Dokter Farah tersenyum melihat keterkejutan Raisa, berisyarat bahwa tidak ada yang perlu dikhawatirkan. Kemudian dengan tenang menjelaskan bahwa Vaginismus adalah satu penyakit di mana kondisi otot vagina mengencang dengan sendirinya saat penetrasi seksual. Vaginismus menyebabkan rasa sakit, kesulitan, dan mengakibatkan rasa tidak puas saat beraktivitas seksual.

“Penyakit ini jarang sekali terjadi, perbandingannya hanya 1 dari 10 wanita di seluruh dunia,” lanjut Dokter Farah.

Raisa menghela napas mendengar penjelasan Dokter Farah.

“Apa ... penyakit ini bisa sembuh, Dok?” Raisa bertanya cemas.

Dokter Muda itu tersenyum, “Tentu saja, Mbak. Setiap penyakit insya Allah ada penawarnya.”

“Kalau begitu, saya ingin segera dapat diobati, Dok,” sambar Raisa antusias.

Dokter Farah menatap lekat-lekat wajah polos Raisa sambil tersenyum tipis. “Pengobatan ini membutuhkan waktu yang tidak sebentar, Mbak. Kami juga harus memeriksa kondisi, maaf, vagina, Mbak Raisa.”

Raisa menghela napas panjang, mengusap wajah.

***

Raisa melangkah melewati lorong rumah sakit ketika meliha Pras tengah duduk di kursi panjang. Perempuan itu berbalik ingin menghindar, tapi Pras kemudian memanggilnya.

“Ck! Ada apa lagi, sih?” Raisa mmeggerutu sebal. Menunggu Pras yang kini berlari ke arahnya.

“Raisa, aku mohon. Aku ingin bicara sebentar.” Pras berkata setelah berada di dekat Raisa. Wajahnya memelas. Pria itu memang sengaja menunggu Raisa, inilah saat yang tepat untuk mengatakan semua padanya. Meskipun dia tidak mungkin lagi bersama Raisa, tapi setidaknya Raisa berhenti beranggapan bahwa dirinya pria yang munafik.

“Bicara apa?” Raisa bertanya malas. Menatap jam digital di layar ponsel. Sudah pukul sebelas. “Aku harus segera pulang,” imbuhnya.
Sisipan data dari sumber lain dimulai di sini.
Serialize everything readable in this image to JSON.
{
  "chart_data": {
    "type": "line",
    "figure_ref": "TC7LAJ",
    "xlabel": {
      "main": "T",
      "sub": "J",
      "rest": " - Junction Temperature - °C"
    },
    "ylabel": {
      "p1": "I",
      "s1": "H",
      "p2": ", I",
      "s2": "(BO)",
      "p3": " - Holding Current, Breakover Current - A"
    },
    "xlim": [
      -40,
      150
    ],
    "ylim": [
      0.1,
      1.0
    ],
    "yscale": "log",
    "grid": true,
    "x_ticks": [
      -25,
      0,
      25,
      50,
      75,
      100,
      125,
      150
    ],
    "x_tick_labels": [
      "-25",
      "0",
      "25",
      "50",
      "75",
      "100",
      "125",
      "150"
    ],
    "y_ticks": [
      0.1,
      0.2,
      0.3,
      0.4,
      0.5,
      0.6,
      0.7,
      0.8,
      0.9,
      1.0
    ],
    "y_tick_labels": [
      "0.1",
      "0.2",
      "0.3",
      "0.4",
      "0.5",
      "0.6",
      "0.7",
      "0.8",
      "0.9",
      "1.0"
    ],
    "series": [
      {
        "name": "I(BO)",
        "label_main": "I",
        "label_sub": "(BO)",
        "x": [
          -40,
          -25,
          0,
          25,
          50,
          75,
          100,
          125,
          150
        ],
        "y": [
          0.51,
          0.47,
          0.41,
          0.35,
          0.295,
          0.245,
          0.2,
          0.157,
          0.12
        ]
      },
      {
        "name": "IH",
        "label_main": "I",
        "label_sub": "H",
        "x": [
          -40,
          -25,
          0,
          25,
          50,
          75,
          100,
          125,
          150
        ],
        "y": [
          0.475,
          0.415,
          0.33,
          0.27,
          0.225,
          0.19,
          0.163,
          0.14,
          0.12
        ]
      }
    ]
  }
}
“Ini tidak akan lama, aku janji.” Pras menyapu pandangan pada kiri kanan halaman hijau di antara bangunan rumah sakit, mencari tempat yang nyaman untuk bicara.

“Di sana ... kita bicara di sana.” Pras tersenyum, menunjuk barisan meja di bawah pohon ketapang yang berdaun lebat. Tidak jauh dari tempat teduh itu adalah kantin rumah sakit. Meja-meja dengan kursi itu sepertinya memang sengaja disiapkan untuk pengunjung.

Raisa mendesah pelan. Baiklah, sepertinya tidak ada salahnya sejenak melunak mendengarkan penjelasan Pras. Lagi pula, kalau boleh jujur, ada terselip rindu yang susah payah Raisa pendam. Apalagi saat mengingat apa yang telah dilakukan Pras, rindu itu seketika tertimbun oleh rasa kecewa dan benci yang menggunung.

Raisa mengekor di belakang Pras. Pria itu menarik kursi dan mempersilakan Raisa duduk, sementara Pras berlari menuju kantin. Dua menit berikutnya, Pras kembali melangkah cepat dengan dua minuman di tangannya.

Darah Raisa berdesir ketika melihat dua porsi cappucino dingin teronggok di atas meja. Raisa menatap Pras, ingin sekali rasanya perempuan itu menangis ketika mengingat pertemuan terakhirnya tahun lalu. Dua gelas cappucino dingin menjadi saksi bisu janji setia mereka sebelum Pras berangkat ke Kuala Lumpur.

“Minuman kesukaan kamu.” Pras tersenyum.